23. Söz 4. Noktada geçen "Yoksa bir sinekten vaveyla eden ahmak ve haylaz bir çocuk gibi ben kuvvetimle bu kabil-i teshir olmayan ve bin derece ondan kuvvetli olan acip şeyleri ve ademleri teshir ediyorum ve fikir ve tedbirimle kendime itaat ettiriyorum deyip küfran-ı nimete sapmak insaniyetin fıtratı asliyyesine zıt olduğu gibi şiddetli bir azaba kendini müstahak eder." kısmını nasıl anlamalıyız
Üstad Hazretleri burada teşbihle bir hakikati beyan etmiş. Kâinatta bizim irademiz ve gücümüz dışında birçok olay var. Hatta şuurumuzun dahi taalluk etmediği olaylar var. Fakat perde arkasında ise bu sistemi kuran ve insanların hizmetine sunan bir irade var. Ve O irade olmasaydı insan kendi aklıyla, gücüyle, iradesiyle hiçbir şey yapamazdı.

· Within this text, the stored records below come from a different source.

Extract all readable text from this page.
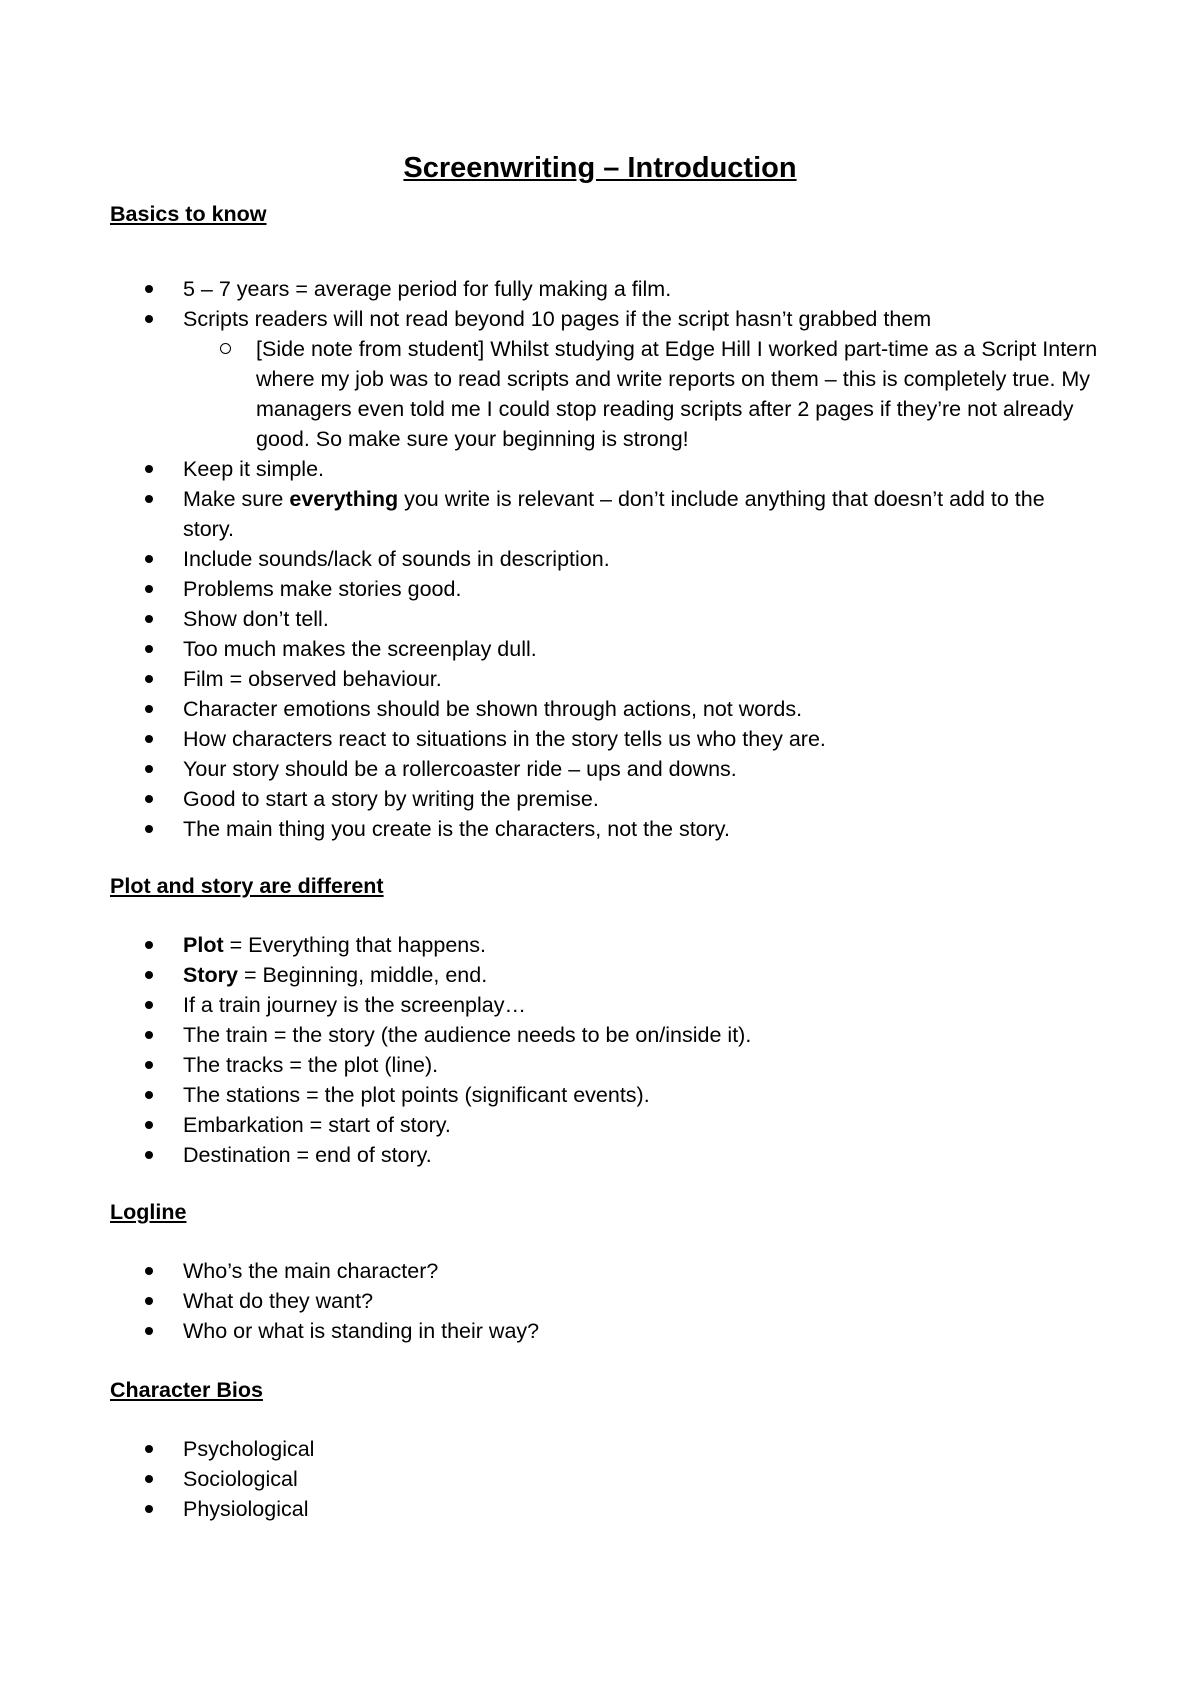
Screenwriting – Introduction
Basics to know
5 – 7 years = average period for fully making a film.
Scripts readers will not read beyond 10 pages if the script hasn’t grabbed them
[Side note from student] Whilst studying at Edge Hill I worked part-time as a Script Intern where my job was to read scripts and write reports on them – this is completely true. My managers even told me I could stop reading scripts after 2 pages if they’re not already good. So make sure your beginning is strong!
Keep it simple.
Make sure everything you write is relevant – don’t include anything that doesn’t add to the story.
Include sounds/lack of sounds in description.
Problems make stories good.
Show don’t tell.
Too much makes the screenplay dull.
Film = observed behaviour.
Character emotions should be shown through actions, not words.
How characters react to situations in the story tells us who they are.
Your story should be a rollercoaster ride – ups and downs.
Good to start a story by writing the premise.
The main thing you create is the characters, not the story.
Plot and story are different
Plot = Everything that happens.
Story = Beginning, middle, end.
If a train journey is the screenplay…
The train = the story (the audience needs to be on/inside it).
The tracks = the plot (line).
The stations = the plot points (significant events).
Embarkation = start of story.
Destination = end of story.
Logline
Who’s the main character?
What do they want?
Who or what is standing in their way?
Character Bios
Psychological
Sociological
Physiological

Mesela yürüngemiz, Dünya'nın 21-23 derece eğikliği, atmosfer gazlarındaki denge bunların harikuladeliği ve sağladığı sonuçlarda insanın en ufak bir etkisi yoktur. Şimdi insan "haylaz çocuk gibi ben kuvvetimle bunu yönetiyorum" derse elbette çocuktur der ve geçeriz.
Burada Bediüzzaman Hazretleri bir insanın kendi aklıyla güneşi, ayı, atmosferi ve kendisinin iradesi olmadığı halde kendisine nisbetle ben yapıyorum derse sözlerine itibar edilmeyen haylaz bir çocuktan farkının olmadığını ifade ediyor.

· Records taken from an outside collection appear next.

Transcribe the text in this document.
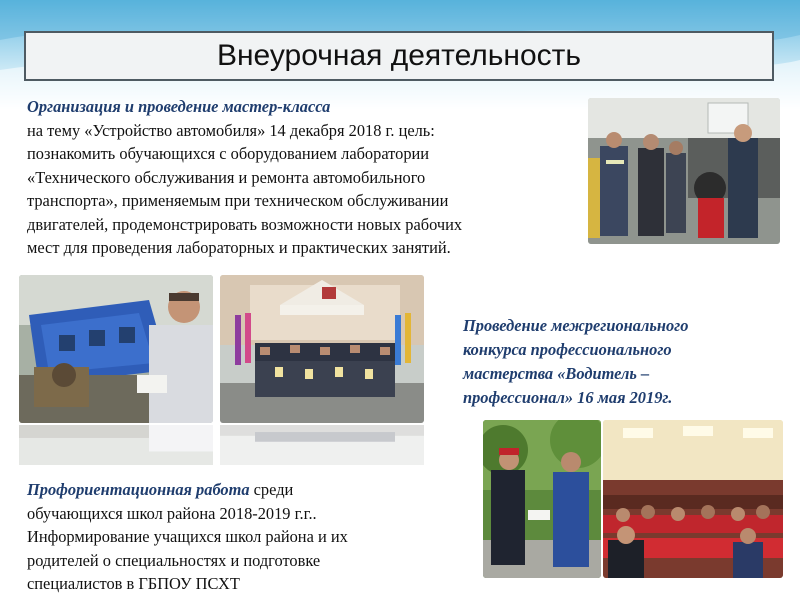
Внеурочная деятельность
Организация и проведение мастер-класса
на тему «Устройство автомобиля» 14 декабря 2018 г. цель:
познакомить обучающихся с оборудованием лаборатории
«Технического обслуживания и ремонта автомобильного
транспорта», применяемым при техническом обслуживании
двигателей, продемонстрировать возможности новых рабочих
мест для проведения лабораторных и практических занятий.
Проведение межрегионального
конкурса профессионального
мастерства «Водитель –
профессионал» 16 мая 2019г.
Профориентационная работа среди
обучающихся школ района 2018-2019 г.г..
Информирование учащихся школ района и их
родителей о специальностях и подготовке
специалистов в ГБПОУ ПСХТ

Ayrıca böyle söyleyen bir insan kendisine ihsan edilmiş olan nimetleri görmemek ve şükr etmemekle küfran-ı nimete sapmış olur. İnsan yaratılışının gereği olarak ihsana karşı minnet duyması ve teşekkür etmesi gerekir. Fakat insanın bu nimetleri görememesi, şükr edemeyişi ve bu nimetleri kendi kuvvetiyle yönettiği gibi vehme kapılması fıtratına terstir. Ayrıca kendisine lutf edilen umumi nimetleri fark etmeden kendi kuvvetiyle hizmet ettirdiğini iddia eden insan elbette cehennemi kendi eliyle hak etmiş olur.